Il malware del paradosso temporale
MartyMcFly Malware in analogia con la questione temporale che accompagna la scoperta di questo codice malevolo, è stato scoperto dal ricercatore italiano Marco Ramilli che ne ha analizzato e commentato il comportamento sul suo blog, rendendo disponibili anche dettagli tecnici specifici presso il blog dell’azienda Yoroi di cui Marco è il CTO. Il malware è stato individuato nelle mail di spear phishing indirizzate ad una realtà dell’industria navale italiana e caratterizzate dal tentativo di far cliccare un allegato file excel con la scusa di una richiesta di pezzi di ricambio. Il “paradosso temporale” legato al malware si è verificato durante l’analisi, quando il ricercatore si è reso conto che il malware sfrutta una vulnerabilità scoperta nel 2017 anche se il codice del malware sembra fosse stato osservato (e certificato da Virus Total n.d.r.) per la prima volta, 7 anni prima, come se la vulnerabilità fosse rimasta celata per tutto quel periodo. In particolare, un controllo data nel codice del malware avrebbe favorito questo “camuffamento”.
Classifica mobile
Rispetto ai dispositivi mobile la classifica della minaccia sul mese appena trascorso è ancora capitanata da Lokibot, un trojan bancario che colpisce i sistemi Android e che ruba informazioni, potendo anche trasformarsi in un ransomware che blocca il telefono rimuovendo i privilegi dell’amministratore.

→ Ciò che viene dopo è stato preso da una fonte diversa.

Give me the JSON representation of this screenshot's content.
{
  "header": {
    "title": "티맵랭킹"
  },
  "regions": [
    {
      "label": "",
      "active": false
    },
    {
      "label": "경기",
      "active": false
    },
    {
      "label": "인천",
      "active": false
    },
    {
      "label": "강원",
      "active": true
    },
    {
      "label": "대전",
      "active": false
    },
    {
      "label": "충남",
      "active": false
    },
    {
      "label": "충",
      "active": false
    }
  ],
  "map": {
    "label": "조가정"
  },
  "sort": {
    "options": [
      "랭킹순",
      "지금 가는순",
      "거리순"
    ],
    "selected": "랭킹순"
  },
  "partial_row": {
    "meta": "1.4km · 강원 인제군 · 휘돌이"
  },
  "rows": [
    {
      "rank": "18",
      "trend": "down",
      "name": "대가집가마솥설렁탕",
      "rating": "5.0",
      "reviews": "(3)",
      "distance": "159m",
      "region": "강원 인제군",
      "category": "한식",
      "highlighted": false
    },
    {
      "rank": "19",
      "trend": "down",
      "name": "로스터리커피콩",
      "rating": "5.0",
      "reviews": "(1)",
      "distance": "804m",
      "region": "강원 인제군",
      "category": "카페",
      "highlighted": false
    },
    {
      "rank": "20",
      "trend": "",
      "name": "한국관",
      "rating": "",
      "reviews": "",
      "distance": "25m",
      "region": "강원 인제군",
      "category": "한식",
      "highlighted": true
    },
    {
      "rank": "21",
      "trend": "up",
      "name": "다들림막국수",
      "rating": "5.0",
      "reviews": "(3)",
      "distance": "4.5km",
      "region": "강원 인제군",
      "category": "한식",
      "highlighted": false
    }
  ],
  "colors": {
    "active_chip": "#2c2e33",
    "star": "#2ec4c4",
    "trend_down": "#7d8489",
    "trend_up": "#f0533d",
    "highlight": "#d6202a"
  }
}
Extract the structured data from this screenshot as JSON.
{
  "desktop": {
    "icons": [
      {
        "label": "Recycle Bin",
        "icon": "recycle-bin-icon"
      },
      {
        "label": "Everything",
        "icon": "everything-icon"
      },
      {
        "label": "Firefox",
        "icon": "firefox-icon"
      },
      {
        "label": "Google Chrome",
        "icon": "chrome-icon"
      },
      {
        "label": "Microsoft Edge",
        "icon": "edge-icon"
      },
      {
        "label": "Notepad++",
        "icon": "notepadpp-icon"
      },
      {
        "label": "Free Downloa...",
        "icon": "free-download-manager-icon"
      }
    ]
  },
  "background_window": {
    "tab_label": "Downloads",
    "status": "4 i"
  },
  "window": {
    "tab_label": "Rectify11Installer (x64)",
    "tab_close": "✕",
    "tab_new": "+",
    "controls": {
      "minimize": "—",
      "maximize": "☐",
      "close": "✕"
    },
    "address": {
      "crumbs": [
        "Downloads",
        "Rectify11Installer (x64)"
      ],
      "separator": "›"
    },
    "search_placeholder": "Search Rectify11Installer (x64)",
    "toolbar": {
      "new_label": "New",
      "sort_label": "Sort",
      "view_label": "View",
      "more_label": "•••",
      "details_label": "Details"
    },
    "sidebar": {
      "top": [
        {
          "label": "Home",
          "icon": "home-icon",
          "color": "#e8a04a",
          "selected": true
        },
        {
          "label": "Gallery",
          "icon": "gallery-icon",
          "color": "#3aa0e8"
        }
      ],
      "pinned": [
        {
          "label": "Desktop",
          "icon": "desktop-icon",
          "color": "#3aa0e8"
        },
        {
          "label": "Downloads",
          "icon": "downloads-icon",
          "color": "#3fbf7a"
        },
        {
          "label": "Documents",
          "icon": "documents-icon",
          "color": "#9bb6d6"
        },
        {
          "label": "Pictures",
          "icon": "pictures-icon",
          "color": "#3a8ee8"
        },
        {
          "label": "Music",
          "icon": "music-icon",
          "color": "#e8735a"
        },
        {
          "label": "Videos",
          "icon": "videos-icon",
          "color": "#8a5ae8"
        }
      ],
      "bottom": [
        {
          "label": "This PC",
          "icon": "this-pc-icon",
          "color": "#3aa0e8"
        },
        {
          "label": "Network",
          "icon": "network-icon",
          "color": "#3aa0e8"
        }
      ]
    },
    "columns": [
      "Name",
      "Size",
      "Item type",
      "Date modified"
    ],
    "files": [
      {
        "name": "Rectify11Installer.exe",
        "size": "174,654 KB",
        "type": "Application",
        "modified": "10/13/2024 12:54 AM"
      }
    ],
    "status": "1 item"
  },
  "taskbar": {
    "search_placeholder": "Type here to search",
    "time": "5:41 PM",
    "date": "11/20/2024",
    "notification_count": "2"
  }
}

Il primo posto e’ seguito da Lotoor, una tecnica di attacco in grado di sfruttare le vulnerabilità dei sistemi Android con lo scopo di ottenere i permessi di root sui dispositivi mobile infettati. Il terzo incidente nel panorama della minaccia mobile è rappresentato da Triada, un malware modulare per Android che sferra l’attacco tramite una backdoor capace di concedere privilegi amministrativi a malware scaricati permettendo di essere integrato all’interno di processi di sistema. Triada viene utilizzato anche per compiere attacchi di tipo spoofing.